Purple asparagus is not only fetchingly beautiful; it’s the sweetest and tenderest of the asparagus. It is versatile in many dishes, adding a bit of visual intrigue and fabulous spring flavor. If you cannot find any substitute green asparagus; this pasta dish should not be missed!
- 1 bunch Purple Asparagus, bottom of stalk trimmed and lower third of stalk peeled
- 1 tablespoon plus 2 teaspoons (plus a bit to drizzle on the finished pasta) Olive Oil
- Kosher Salt and Pepper to taste
- 1 package Spaghetti or Fettuccini (I used Tinkyada’s gluten-free White Rice Spaghetti for the light visual appearance and taste)
- 2 teaspoon Pickled Lemon, finely chopped
- ½ large Shallot (about 3 teaspoons), finely diced
- 1 ½ ounce thinly sliced Pancetta, cut into ¼ inch strips
- 6 tablespoons Pine Nuts
- Fresh juice of 1/3 large lemon
- Garnish: Sprigs of Lemon Thyme
- 1. Preparation: Preheat the oven to 400 degrees. Line a baking sheet with parchment. Set a pot of water for the pasta to boil on the stove top (cook the pasta as soon as the water is ready; drain, rinse if called for and place in a serving bowl with a drizzle of olive oil and tossed to prohibit the pasta from sticking together).
- 2. Brush the prepared asparagus with 1 tablespoon of olive oil. Place on the prepared baking sheet and lightly salt and pepper. Place in the heated oven for 10- 15 minutes; check for doneness (should be lightly roasted, tender to bite but not overly soft). Remove and set aside to cool.
- 3. In a large skillet over medium high heat, add pine nuts. Stir constantly until they begin to release oil and brown (about 2-3 minutes). Remove from skillet and set aside.
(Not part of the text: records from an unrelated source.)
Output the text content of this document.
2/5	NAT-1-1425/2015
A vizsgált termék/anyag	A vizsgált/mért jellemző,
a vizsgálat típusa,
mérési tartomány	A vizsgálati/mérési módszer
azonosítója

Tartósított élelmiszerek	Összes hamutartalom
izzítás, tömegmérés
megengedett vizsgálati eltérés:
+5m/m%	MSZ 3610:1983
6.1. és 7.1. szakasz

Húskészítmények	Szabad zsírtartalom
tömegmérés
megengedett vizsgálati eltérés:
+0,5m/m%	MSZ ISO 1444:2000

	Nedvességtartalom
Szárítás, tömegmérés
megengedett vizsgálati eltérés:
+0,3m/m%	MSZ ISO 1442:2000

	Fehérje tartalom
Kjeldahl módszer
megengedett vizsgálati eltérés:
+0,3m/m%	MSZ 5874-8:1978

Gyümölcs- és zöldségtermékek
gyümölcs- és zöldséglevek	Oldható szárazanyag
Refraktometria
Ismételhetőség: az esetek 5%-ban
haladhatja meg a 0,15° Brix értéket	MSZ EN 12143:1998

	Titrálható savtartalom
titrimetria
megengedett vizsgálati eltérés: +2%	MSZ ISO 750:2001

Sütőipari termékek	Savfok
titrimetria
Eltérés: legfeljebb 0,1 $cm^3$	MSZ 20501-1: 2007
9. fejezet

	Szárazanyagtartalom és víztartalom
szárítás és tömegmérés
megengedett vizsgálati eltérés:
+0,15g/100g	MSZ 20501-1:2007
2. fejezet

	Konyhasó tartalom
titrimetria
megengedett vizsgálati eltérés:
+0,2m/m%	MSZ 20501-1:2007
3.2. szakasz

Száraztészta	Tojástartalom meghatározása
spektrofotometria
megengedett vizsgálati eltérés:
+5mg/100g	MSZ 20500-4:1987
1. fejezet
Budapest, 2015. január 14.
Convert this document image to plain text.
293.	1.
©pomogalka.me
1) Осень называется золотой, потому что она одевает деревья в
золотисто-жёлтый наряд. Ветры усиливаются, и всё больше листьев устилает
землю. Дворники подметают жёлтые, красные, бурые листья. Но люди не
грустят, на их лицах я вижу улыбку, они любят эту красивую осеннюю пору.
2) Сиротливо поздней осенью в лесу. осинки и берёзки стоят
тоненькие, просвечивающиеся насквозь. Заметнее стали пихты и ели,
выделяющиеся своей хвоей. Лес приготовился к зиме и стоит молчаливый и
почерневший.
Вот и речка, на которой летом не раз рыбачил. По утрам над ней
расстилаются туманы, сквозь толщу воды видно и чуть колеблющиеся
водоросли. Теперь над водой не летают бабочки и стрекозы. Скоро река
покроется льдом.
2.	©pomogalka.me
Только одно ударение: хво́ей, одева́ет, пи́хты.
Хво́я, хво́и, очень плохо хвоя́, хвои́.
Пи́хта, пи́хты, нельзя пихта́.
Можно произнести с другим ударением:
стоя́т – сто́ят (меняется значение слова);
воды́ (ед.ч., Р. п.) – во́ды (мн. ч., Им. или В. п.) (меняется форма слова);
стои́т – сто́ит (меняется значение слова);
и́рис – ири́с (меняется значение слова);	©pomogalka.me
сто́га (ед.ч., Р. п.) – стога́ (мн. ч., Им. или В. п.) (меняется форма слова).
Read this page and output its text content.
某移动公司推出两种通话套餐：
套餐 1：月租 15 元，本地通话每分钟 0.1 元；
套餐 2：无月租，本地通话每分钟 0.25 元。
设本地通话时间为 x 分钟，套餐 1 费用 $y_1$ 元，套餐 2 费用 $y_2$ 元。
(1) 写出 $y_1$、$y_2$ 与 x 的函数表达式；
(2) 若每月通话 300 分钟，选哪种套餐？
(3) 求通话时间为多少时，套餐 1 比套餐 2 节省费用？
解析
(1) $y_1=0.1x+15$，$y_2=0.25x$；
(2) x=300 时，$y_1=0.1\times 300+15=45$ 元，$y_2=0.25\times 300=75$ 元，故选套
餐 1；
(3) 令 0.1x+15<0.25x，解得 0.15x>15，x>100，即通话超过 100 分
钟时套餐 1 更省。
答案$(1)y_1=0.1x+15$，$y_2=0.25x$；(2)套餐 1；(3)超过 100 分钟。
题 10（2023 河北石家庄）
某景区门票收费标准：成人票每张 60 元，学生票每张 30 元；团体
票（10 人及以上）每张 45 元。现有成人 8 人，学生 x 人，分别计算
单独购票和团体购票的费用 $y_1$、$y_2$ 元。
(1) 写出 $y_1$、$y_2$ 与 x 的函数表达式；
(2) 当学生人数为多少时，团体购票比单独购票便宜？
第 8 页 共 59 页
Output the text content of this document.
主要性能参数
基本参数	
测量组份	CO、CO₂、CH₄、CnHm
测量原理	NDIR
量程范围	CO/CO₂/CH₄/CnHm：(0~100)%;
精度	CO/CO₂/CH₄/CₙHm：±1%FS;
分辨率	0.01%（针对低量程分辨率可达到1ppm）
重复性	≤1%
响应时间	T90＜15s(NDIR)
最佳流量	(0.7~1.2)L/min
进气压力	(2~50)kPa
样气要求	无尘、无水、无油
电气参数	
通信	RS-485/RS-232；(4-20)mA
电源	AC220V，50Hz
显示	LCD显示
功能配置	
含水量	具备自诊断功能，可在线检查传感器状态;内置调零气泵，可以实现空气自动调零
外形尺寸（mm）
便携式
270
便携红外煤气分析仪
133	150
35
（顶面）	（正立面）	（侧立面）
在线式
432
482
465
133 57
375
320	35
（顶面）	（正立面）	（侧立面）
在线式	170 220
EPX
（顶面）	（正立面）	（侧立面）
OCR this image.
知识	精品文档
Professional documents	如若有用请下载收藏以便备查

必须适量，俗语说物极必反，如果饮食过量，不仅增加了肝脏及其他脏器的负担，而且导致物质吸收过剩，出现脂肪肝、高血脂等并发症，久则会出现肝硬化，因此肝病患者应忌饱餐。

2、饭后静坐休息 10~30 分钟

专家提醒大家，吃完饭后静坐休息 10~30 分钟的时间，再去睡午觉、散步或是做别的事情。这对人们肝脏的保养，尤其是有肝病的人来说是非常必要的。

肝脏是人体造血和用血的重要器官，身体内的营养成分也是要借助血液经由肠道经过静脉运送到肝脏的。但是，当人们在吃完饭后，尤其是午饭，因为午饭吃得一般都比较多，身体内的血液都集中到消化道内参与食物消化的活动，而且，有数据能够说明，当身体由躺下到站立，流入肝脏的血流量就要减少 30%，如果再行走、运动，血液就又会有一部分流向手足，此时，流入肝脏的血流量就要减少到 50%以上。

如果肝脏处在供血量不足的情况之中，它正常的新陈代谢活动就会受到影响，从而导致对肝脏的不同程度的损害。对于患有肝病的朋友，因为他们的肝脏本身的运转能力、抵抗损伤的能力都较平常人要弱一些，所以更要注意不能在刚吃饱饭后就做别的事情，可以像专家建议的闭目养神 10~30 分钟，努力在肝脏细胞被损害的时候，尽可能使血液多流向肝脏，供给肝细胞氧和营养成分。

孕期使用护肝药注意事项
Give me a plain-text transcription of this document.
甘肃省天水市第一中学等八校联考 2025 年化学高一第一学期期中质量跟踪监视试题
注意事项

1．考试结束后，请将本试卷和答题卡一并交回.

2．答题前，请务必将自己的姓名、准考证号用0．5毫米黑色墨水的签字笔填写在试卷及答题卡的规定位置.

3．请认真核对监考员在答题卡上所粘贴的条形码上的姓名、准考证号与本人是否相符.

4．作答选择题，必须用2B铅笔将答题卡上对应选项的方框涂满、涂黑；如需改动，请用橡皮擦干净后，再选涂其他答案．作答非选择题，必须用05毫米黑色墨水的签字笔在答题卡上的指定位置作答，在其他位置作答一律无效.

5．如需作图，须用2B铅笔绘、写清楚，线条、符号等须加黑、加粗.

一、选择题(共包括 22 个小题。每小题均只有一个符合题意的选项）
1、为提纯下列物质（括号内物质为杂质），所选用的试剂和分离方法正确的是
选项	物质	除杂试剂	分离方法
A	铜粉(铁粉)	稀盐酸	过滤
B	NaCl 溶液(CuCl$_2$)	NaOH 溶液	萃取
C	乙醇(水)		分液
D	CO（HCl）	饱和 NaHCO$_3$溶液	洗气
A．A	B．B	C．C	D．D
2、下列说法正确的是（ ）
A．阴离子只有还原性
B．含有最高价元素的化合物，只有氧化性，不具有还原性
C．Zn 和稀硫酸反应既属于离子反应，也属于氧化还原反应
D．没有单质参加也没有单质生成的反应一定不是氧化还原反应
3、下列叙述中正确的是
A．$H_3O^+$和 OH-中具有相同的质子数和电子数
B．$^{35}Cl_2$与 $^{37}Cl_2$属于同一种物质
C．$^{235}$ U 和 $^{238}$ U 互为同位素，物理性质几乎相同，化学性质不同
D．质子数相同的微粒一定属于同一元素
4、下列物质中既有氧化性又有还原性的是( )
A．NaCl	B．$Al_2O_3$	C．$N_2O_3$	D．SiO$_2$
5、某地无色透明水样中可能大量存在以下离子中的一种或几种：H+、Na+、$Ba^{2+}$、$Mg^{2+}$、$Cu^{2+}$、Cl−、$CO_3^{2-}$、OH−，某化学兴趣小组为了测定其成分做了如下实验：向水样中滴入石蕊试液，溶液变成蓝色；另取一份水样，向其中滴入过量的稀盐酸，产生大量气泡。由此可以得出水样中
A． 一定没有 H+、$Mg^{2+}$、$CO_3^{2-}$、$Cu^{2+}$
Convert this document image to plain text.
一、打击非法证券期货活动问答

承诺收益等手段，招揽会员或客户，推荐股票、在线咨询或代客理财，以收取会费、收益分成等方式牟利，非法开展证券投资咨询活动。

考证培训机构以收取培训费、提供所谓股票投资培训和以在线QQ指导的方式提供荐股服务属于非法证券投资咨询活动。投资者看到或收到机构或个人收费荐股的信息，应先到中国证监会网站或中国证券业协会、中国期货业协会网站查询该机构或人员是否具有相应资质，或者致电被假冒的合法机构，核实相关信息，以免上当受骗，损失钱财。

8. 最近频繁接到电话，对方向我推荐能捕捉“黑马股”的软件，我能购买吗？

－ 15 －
- 4. Cut asparagus into 1 inch slices, sliced on the diagonal, and set aside.
- 5. In the large skillet add 2 teaspoons olive oil, heat over medium-high heat. Add diced pickled lemon and shallot. Sauté, stirring constantly for 2 minutes.
- 6. Add the pancetta strips; stir mixture constantly for 1 ½ minutes as pancetta begins to shrink and brown.
- 7. Add the asparagus, and fresh lemon juice. Gently toss/stir until mixture is combined and lemon juice is absorbed (about 1-2 minutes).
- 8. Add skillet mixture to freshly prepared pasta; toss gently to combine. Plate and garnish with roasted pine nuts and lemon thyme sprigs!